Jô Soares
Por mais que eu fale, tudo que eu diga será sempre menor do que a realidade. Carlito foi, sem favor nenhum, um homem dedicado a tentar melhorar o mundo
Por mais que eu fale, tudo que eu diga será sempre menor do que a realidade. Carlito foi, sem favor nenhum, um homem dedicado a tentar melhorar o mundo
Carlito Maia, meu amigo
Sei que, à primeira vista, deve parecer fácil escrever sobre um amigo, ainda mais quando se trata de um amigo tão querido e talentoso.
Quando digo talentoso, estou sendo modesto. Carlito, meu amigo Carlito, é mais do que isso: Carlito, juntamente com João Carlos Magaldi, foi um marco na história da nossa propaganda – por que não inventores de uma forma mais dinâmica de comunicação? Como se não bastasse, Carlito, mesmo depois de doente, continuou exercendo um papel fundamental como a consciência do espírito de cidadania.
Carlito, meu amigo Carlito, já me fazia rir, ainda na agência da Braulio Gomes, contando histórias sobre os antigos compositores de "jingles" para rádio, que sempre mostravam seus trabalhos batucando, mesmo quando não fumavam, numa enorme caixa de fósforos. Carlito dizia que, pelo tamanho, a caixa devia ser de uso exclusivo dos profissionais.
De todas as pessoas que conheci, Carlito era, sem dúvida, uma das que menos se interessava por coisas materiais.

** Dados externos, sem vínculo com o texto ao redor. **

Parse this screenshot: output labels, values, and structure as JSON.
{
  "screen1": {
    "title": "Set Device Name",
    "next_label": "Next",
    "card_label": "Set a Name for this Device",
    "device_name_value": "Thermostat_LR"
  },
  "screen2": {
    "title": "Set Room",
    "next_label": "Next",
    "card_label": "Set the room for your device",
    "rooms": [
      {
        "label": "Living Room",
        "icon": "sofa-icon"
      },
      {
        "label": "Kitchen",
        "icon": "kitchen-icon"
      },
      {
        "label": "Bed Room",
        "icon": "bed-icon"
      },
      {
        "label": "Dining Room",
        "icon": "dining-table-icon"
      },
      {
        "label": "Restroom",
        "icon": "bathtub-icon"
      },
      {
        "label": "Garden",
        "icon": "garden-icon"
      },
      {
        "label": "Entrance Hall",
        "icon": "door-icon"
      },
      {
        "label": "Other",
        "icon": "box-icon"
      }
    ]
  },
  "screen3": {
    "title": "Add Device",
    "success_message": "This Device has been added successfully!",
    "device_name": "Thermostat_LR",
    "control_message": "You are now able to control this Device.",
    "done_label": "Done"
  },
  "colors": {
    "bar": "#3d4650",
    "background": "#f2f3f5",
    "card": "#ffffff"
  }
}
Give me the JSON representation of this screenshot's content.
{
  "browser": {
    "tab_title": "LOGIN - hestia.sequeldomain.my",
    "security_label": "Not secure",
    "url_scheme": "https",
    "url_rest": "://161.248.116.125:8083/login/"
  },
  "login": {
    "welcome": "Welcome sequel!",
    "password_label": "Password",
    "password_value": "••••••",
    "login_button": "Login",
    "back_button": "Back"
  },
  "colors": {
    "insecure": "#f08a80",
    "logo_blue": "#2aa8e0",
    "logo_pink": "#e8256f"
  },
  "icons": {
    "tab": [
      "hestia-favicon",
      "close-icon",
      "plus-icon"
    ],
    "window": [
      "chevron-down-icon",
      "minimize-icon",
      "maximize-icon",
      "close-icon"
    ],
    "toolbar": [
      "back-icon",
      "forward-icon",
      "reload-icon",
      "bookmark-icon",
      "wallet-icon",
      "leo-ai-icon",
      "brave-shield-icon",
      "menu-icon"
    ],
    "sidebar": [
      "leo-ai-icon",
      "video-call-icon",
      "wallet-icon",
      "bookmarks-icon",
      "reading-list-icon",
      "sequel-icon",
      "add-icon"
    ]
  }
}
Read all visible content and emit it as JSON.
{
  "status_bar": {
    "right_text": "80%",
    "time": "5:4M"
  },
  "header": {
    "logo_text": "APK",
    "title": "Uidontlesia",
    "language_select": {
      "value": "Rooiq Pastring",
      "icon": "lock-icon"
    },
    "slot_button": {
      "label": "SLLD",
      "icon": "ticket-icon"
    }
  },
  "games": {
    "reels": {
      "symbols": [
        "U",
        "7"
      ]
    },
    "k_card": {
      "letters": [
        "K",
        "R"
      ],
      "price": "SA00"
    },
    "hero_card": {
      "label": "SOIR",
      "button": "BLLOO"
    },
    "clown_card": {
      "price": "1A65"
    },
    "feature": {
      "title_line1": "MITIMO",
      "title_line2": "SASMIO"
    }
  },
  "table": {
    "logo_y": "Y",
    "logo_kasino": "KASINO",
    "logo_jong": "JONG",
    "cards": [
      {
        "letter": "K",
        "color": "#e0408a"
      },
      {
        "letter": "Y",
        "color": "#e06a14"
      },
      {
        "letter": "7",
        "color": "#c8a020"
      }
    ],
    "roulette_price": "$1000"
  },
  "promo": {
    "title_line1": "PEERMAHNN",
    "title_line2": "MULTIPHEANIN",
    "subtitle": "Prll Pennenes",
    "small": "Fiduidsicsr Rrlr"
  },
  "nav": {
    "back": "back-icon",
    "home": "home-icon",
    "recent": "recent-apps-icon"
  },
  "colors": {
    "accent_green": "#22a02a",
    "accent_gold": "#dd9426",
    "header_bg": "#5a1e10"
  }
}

Uma vez perguntei:
– Carlito, se você ganhasse na loteria, ia fazer o quê?
Ele respondeu na hora:
– A mesma coisa que eu faço agora.
Voltando ao princípio: dizia eu que podem pensar que é fácil falar de alguém de quem se gosta e se admira tanto. Engano: a proximidade pode levar a distorções, à parcialidade, ao exagero. Neste caso, porém, garanto que não corro este perigo. Por mais que eu fale, tudo que eu diga será sempre menor do que a realidade. Carlito foi, sem favor nenhum, um homem dedicado a tentar melhorar o mundo. Mesmo quando a terrível e inexplicável doença tomou conta do seu corpo e ele não conseguia mais falar, Carlito continuava a se comunicar furiosamente, primeiro pelo fax, depois pelo computador. Nem
conseguia mais andar, quando fez questão de ir, numa cadeira de rodas, acompanhado por Tereza, companheira inigualável dos anos mais difíceis, à noite de autógrafos dos meus livros. Não conheço nenhum artista que não tenha recebido suas famosas flores numa estréia.
Sei o quanto ele ficaria encabulado se pudesse ler estas linhas. Não faz mal. Anjo também encabula.